I lost myself inside of the heartbreak that I must feel twice. There is so much more to love than what the outer world can see. The love that I felt and crawled myself into was pure and it was deep. The love that I watched myself feel and have, was selfless. I feel nothing as I fall to the ground. I hardly remember landing here at all. I have nothing left inside of myself to give except for this broken soul that I have to rebandage again. This taunted teasing has never quite satisfied me. The place I was once in awfully seemed a little better than this. Dark forest of love, and everything here had more feeling. Regardless, the middle never changed. As if this darkness was never enough, now I must relieve the same heartache that was the whole reason that this started in the first place. It was the reason I walked through this door, but I still have not left it. I still cannot leave; I am bound to this place. I let my guard down, how could I forget that I belonged to this mess? Life here has become a tantalizing maze all the while blood on my dress. The only way out is another separate way in. I wanted something so real it was untrue. I wanted to feel it, I wanted to know it, I wanted to have it here as my own within my possession. I just wanted the love scrounged up from my bowl and I wanted it only for myself. I'd hoped at a time it would fill this empty void, I'd hoped I would feel something deeper than the beyond, and parts of myself hates that I did.
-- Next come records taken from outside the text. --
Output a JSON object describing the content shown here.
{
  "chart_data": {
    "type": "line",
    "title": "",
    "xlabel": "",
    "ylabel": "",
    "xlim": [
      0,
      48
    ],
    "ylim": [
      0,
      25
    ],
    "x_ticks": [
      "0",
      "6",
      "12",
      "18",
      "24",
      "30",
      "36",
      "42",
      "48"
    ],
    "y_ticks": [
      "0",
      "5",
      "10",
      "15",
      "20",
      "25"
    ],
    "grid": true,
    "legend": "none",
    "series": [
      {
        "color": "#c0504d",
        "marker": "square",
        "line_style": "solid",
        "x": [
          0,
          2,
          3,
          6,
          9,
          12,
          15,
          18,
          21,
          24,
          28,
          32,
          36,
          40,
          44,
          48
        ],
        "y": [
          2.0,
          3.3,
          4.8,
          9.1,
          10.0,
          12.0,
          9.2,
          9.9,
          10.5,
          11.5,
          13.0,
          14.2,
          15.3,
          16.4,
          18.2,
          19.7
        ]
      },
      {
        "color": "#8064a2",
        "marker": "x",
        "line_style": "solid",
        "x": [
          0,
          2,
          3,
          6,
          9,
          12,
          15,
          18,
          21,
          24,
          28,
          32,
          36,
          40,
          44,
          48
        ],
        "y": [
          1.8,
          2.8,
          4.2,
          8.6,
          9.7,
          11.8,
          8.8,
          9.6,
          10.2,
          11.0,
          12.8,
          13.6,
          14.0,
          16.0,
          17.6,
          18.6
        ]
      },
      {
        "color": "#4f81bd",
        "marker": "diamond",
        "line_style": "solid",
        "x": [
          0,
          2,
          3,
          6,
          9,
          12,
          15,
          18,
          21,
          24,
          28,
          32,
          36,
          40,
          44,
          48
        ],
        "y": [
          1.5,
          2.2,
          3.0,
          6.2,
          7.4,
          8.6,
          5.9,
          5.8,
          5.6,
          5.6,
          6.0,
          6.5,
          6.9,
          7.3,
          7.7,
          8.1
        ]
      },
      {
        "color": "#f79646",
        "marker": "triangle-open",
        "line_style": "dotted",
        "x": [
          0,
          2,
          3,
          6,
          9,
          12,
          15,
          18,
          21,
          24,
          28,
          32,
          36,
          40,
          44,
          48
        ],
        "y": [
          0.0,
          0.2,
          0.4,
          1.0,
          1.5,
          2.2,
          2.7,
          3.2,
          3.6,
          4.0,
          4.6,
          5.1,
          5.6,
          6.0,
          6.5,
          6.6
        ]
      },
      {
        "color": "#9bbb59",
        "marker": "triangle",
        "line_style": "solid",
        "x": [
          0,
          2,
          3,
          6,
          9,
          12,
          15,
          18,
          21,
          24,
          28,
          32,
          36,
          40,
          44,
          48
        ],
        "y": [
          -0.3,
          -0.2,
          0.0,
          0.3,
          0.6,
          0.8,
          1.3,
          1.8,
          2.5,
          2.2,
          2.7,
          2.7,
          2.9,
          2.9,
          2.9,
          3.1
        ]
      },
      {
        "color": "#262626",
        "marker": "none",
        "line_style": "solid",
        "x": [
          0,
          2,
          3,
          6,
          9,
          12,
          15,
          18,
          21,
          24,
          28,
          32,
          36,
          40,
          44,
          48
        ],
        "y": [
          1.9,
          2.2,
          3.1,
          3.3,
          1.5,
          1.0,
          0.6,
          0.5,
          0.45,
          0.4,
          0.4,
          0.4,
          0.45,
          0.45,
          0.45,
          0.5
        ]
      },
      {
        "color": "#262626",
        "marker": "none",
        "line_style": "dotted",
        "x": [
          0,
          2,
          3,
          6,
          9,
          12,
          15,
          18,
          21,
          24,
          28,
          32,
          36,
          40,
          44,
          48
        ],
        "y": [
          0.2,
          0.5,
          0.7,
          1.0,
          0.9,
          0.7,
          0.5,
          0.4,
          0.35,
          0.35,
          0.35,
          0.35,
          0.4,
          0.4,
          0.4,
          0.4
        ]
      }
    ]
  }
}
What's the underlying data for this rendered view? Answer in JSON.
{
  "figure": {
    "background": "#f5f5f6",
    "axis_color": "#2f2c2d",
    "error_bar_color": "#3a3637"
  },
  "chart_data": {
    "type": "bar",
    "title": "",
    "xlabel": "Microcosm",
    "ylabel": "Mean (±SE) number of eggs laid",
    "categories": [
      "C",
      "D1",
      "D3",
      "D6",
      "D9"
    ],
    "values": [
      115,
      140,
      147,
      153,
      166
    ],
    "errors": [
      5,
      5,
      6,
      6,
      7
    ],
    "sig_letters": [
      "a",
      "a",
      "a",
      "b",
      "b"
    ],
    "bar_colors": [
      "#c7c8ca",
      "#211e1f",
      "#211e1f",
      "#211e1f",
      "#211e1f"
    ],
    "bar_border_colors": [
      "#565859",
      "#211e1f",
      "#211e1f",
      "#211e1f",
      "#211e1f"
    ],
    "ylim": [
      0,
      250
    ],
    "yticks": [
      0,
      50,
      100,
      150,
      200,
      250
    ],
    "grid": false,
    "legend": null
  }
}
"I am not crazy, I am not crazy, I am not crazy." I say as I pace back and forth beating my head with my bloody hands. It was never supposed to happen like this, but it has, and it did. Blood has stained and smeared my face. Blood that I would love to scrub and wash until my fingers are crinkled dry. Flashing headbang that sends sharp pains through my body with deathly heat waves and scorches of acid rise through my throat, crawling to come out like the bug bouncing in my home. I am rocking back and forth from the cornered parts of the closets, the cost that it takes to mend and to break. The bandages I must repair to replace. And it burns and it stings but I found the roll through this darkness of this maze. I rip the rough edges off with my teeth and hold in my painful cries as I continue to bleed. This is not the first time to hold my posture, I have to find ways to breathe for I am dizzy and faint, and I do this all the while as my body tips and leans. You haven't seen love till it breaks to bits, forced to gather your broken pieces meanwhile your hands have cuffed into shambles. You haven't known love until it is ripped from your lips. I have had everything ripped apart from myself while I am the only one who carries the kit. I am the only one who mends and sews. I am the only one who has fallen to cry while I am cut like glass, I am the only one who can save myself from these broken pieces, brokenly shamed as I am falling apart, I am broken to bits. I fall back in time and play this repeatedly over inside of my mind. The timing of love remains. I am stuck inside of this darkness, I must fend for myself, I must tend to my own wounds, I must hide the evidence as I intend to break free.